In een reactie op een vraag die de PVV eerder aan de minister stelde, kwam naar voren dat hij vindt dat er dan maar geprocedeerd moet worden door Nederlandse providers, via de ACM, de rechtbank en het Europese Hof van Justitie. Dat kost bakken met geld, niet alleen voor het bedrijfsleven, maar ook voor de overheid en de belastingbetaler. Het duurt een hele tijd en in die tijd is er onzekerheid op de Nederlandse markt. Ik wil de minister niet onderschatten, maar als hij als enige in Europa de regels van BEREC anders interpreteert, is het toch niet echt een wilde gok om te veronderstellen dat de minister bij het Europese Hof bakzeil zal moeten halen.

Als geen van de marktpartijen naar de rechter stapt, is een infractieprocedure heel waarschijnlijk. Dat heeft de minister zelfs aan ons huis gesuggereerd. Klopt het dat die infractieprocedure is aangekondigd of voorbereid? Heeft de Europese Commissie misschien al vragen gesteld over deze kop op de regels? Heeft de Commissie zich gemeld? Ik heb geluiden opgevangen dat het nagenoeg zeker is dat een dergelijke infractieprocedure zal worden opgestart. Graag krijg ik daarop een reactie.

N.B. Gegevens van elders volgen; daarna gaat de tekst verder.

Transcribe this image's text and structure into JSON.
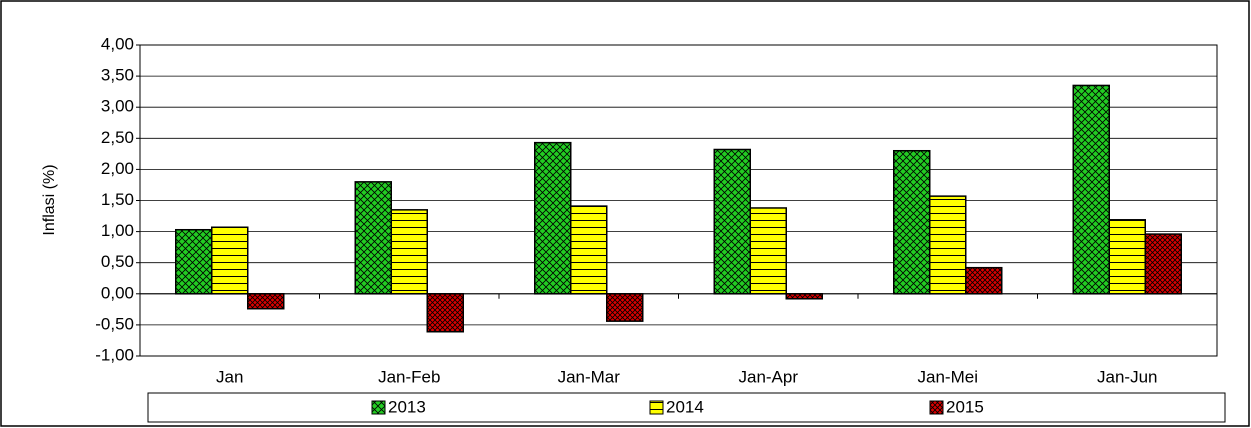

Is het niet verstandiger om deze verordening aan te houden? Mag ik de minister dat verzoeken? Houd het voorstel aan. Informeer de collega's in dit huis over de definitieve BEREC-richtlijnen, zodat zij kunnen zien dat die richtlijnen haaks staan op het voorstel dat vandaag voorligt. Treed in overleg met de sector en de toezichthouders van BEREC, zodat deze verordening niet binnen afzienbare tijd weer moet worden gerepareerd.

Als wij onszelf in dit huis de doelstelling hebben opgelegd om de doelmatigheid en de uitvoerbaarheid van wetten te toetsen, moet dit wat ons betreft het enige juiste verzoek zijn.